Recorded Audio (FFMPEG or GStreamer) removes gaps/ silent phases

I am testing recording of video and audio by creating a plain transport which is then consumed by FFMPEG process spawned by my app. When I play the recorded video, I see that the audio seems to jump ahead and gets out of sync with Video over time. The longer the video, the larger the displacement/ desync.

To debug this further, I removed the video producer/ consumer and just recorded the audio stream. I tested the audio by speaking every 5 seconds over a 30 second period and when I play the recorded audio, the audio seem to play without the 5 second gaps between them. The audio player still shows the duration as 30 seconds on the generated file.

I need some pointers on how to debug this. My naive assumption is that each RTP packet in the audio stream is timestamped and the receiving app FFMPEG should be honoring that time stamp and preserving the silent 5 second durations in between…

I have the wireshark capture of the RTP packets from the RTP port but wanted to check if others on this forum have any suggestions or solved similar issues with certain flags passed FFMPEG, before I look deeper.

GStreamer gives me similar behavior but I have not done an audio only recording yet with GST.
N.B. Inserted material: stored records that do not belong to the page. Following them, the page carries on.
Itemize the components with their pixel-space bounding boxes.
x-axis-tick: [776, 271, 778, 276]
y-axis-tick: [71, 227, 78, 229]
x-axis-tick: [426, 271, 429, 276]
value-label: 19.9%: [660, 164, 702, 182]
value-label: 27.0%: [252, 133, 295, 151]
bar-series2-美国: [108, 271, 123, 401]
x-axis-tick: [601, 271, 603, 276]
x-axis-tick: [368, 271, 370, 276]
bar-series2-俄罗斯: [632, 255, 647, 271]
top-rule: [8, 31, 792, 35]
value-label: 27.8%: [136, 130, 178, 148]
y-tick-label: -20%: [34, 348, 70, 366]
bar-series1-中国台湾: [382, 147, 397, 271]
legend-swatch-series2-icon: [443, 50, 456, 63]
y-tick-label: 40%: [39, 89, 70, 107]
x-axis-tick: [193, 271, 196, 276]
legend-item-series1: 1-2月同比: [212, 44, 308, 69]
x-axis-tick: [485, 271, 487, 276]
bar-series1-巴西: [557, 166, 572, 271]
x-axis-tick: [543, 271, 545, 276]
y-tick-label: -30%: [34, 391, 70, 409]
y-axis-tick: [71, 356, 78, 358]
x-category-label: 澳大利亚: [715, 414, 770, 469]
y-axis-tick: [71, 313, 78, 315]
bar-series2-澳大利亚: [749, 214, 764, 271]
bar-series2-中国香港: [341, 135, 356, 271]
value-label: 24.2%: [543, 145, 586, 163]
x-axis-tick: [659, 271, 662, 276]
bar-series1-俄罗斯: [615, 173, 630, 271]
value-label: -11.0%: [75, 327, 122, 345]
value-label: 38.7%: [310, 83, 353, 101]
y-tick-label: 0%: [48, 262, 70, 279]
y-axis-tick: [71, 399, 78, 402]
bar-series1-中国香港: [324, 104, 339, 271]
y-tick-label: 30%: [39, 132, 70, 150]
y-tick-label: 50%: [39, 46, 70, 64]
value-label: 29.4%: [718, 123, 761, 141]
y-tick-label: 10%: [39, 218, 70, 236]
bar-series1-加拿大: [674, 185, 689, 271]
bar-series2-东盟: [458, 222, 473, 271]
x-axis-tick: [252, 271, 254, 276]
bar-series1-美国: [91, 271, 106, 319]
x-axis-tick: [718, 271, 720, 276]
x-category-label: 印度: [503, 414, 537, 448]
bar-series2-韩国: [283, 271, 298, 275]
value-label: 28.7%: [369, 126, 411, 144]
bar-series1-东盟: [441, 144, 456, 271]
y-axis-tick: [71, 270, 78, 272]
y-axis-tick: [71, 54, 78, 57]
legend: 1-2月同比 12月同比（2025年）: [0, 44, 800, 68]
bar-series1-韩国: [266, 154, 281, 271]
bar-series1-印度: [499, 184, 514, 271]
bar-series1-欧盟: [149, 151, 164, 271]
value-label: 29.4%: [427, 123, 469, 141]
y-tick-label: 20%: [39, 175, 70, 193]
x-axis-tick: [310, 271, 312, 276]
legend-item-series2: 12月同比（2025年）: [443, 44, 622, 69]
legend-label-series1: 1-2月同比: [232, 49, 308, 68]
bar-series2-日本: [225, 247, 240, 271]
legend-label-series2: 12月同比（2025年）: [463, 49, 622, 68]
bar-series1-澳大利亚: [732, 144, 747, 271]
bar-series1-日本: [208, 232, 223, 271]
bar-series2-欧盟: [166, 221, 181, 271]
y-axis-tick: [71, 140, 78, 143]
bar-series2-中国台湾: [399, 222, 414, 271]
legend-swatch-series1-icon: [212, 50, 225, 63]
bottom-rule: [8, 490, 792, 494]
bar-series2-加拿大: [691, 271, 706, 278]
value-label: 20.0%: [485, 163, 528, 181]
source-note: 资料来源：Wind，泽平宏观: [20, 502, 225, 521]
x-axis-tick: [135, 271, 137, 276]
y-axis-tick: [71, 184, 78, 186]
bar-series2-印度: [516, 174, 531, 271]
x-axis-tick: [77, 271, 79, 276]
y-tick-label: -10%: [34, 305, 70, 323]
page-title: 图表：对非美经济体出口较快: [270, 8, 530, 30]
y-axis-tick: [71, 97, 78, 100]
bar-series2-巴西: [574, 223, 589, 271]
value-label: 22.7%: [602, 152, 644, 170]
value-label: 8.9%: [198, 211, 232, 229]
Here are arguments being fed to FFMPEG

SDP: -

[sdpString:v=0
o=- 0 0 IN IP4 192.168.4.33
s=FFmpeg
c=IN IP4 192.168.4.33
t=0 0
m=audio 45198 RTP/AVP 100
a=rtpmap:100 opus/48000/2
a=sendonly
]

FFMPEG args
‘-loglevel’,
‘warning’,
‘-protocol_whitelist’,
‘pipe,udp,rtp’,
‘-f’,
‘sdp’,
‘-i’,
‘pipe:0’,
‘-fflags’,
‘+genpts’,
‘-map’,
‘0:a:0’,
‘-c:a’,
‘copy’,
‘-flags’,
‘+global_header’,
‘./files/1623737013962.webm’,

You won’t believe it but this is a question about ffmpeg/gstreamer rather than about mediasoup :slight_smile:

1 Like

I think this might be caused by zeroRtpOnPause for instance. In that case there will be nothing flowing when producer is paused and thus recorded result will usually result in jumps over silence in players. I did see the same behavior myself, this is kind of expected behavior.

If there are gaps in the RTP stream, there will be gaps in the PTS timestamps that ffmpeg writes to disk. You can verify this with ffprobe

ffprobe -show_packets ./files/1623737013962.webm.

Under normal conditions, each packet’s PTS should have a difference of 960 samples (20ms). If there were dropped packets (or zeroRtpOnPause as nazar-pc mentioned), there will be gaps that are larger than 960.

Players don’t always handle these gaps well.

To fix this, you can use the aresample=async=1 filter in ffmpeg. This will resample the audio, and fill in any gaps with silence. Unfortunately, this requires decoding and reencoding the audio, which is more expensive than just muxing it. Our app does this anyway because we need to mix multiple audio streams together into a final mixdown.

There may be a way to insert silent opus packets without encoding, but I’ve never tried this.

2 Likes

Jonathan,

    Thank you for your response. It worked!

I do need to get more familiar with the ffmpeg toolset but your detailed answer along with the ffprobe info really helped understand this otherwise new area for me.

Really appreciate your help.

This is a great community and I hope I can one day contribute to this common wisdom pool.

Best,
Narinder

1 Like

@ngaheer is your client code (at the web browser) doing some kind of automatic track pause mechanism, when silence is detected?

That, coupled with usage of zeroRtpOnPause as nazar-pc mentioned (plus disableTrackOnPause which is enabled by default), would naturally lead to missing RTP packets when the track is on pause. Which will cause gaps in timestamps, so the recorder must be clever enough to fill them or count the gaps and adjust all following PTS with an offset.

However if your application is not doing anything at all with audio detection or pausing tracks… then that’s weird and I don’t think should be happening. Unexpected missing PTS will surely break recordings. Re-encoding the audio should not be needed.

1 Like

The gaps could be from dropped RTP packets on congested networks. This is quite common in our app.

Application is not doing any custom options when setting up producers.

Now that you mentioned, I went back and looked at old recording (without aresample filter) and used VLC video player to play them. Guess what, the recording played correctly with gaps intact.

I am kicking myself for not doubting the browser (default for playing webm files) and be more thorough.

I will go back to the old FFMPEG behavior of just copying the stream as is and see if results are consistent. Either way, learnt a thing or two here.

Which version of FFmpeg are you using?
Have you tried to remove the -fflags +genpts option?